Imperial San Francisco intentionally destroyed the gorgeous Hetch Hetchy Valley inside Yosemite in 1923 to provide San Francisco with drinking water. Just so, New York City turned to flooding rural valleys and creating dams for its own drinking water. The takings began in 1907. Those who lived in the doomed New York Esopus valley before the Ashokan construction were largely paid by the city one half their lands value. During construction, three churches were built for workers: One protestant, one Catholic, and one “for coloreds”. Workers and their families created the largest village in the Catskills at the time with a population of 4,500. “Prostitution, cocaine, and drinking ran rampant.” Before the Esopus valley disappeared, the best trees were harvested, “graves disinterred, fences pulled down, barns burnt to the ground” and all structures removed. Bishop Falls then disappeared under the water. The New York Times soon wrote that the Ashokan Reservoir was the “greatest reservoir in the world.” The Hudson River Aqueduct to carry the water was seen as an engineering feat second to the Panama Canal. The water arrived at “the new Central Park reservoir.” The city owned not only the Ashokan reservoir but thousands of acres of forest buffer surrounding it. From 1914 to 1917, the city planted 3,000,000 evergreens around the reservoir. Then came the Roundout and Pepacton (the largest) Reservoirs. Photographers became fond of a new picturesque view, the Ashokan Reservoir waters with Slide Mountain rising up behind it.

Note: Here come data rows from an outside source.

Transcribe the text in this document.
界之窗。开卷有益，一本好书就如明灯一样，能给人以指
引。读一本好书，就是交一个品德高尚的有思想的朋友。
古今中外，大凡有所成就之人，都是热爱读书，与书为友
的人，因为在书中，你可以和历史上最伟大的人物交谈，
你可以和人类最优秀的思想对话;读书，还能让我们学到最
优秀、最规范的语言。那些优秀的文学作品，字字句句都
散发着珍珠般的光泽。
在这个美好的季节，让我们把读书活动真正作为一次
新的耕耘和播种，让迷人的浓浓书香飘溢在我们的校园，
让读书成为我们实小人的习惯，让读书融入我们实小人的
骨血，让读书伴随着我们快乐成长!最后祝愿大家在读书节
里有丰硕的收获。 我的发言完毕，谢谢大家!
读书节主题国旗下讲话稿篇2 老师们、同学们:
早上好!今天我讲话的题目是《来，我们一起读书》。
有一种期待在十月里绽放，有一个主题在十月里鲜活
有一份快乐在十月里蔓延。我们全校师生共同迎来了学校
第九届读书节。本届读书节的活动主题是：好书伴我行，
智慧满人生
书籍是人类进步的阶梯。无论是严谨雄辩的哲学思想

Strangely, this book called “Making Mountains” has nothing at all to do with “making mountains”. Go figure. Still, it was a fun read, and I learned a lot about the area where I live.
Profile Image for Samuel.
431 reviews
February 26, 2015
This book argues that New York City and the Catskills negotiated the changes that took place in the Catskills economy and landscape during the nineteenth century. As Stradling says: “Despite this rural focus, the changes described here happened largely because of changes taking place at some distance, in the city.” New Yorkers came to the Catskills for various reasons but they often failed to recognize the gradual changes they were making in the countryside they saw as separate from the city (6).While it someways functions on the model of Cronon's idea of a metropolis with a [cultural] hinterland, it seems to be a bit more imperialistic rather than fully collaborative--NYC seems to have a disproportionate share of determining how the Catskills have been managed.

Tourism is key to understanding the relationship between the two--urban tourists looking to "reconnect" with "nature." Stradling is wise to pint out what has been coined “the devil’s bargain”—people experiencing nature created a preservation ethos and appreciation for nature while making the land weary with visits, camping, hiking, etc. Thomas Cole and other plein air landscape painters of the Hudson River Valley school immortalized the Catskills in their medium and the minds of the American conscience. Forests as symbols of stasis—seemingly “permanent and unchanging” (19).

In the end, Stardling's conclusion is measured and now somewhat common in environmental histories. The Catskills--the American Alps (Matterhorn)--are still culturally significant: locally, regionally, and nationally. It is a resilient place.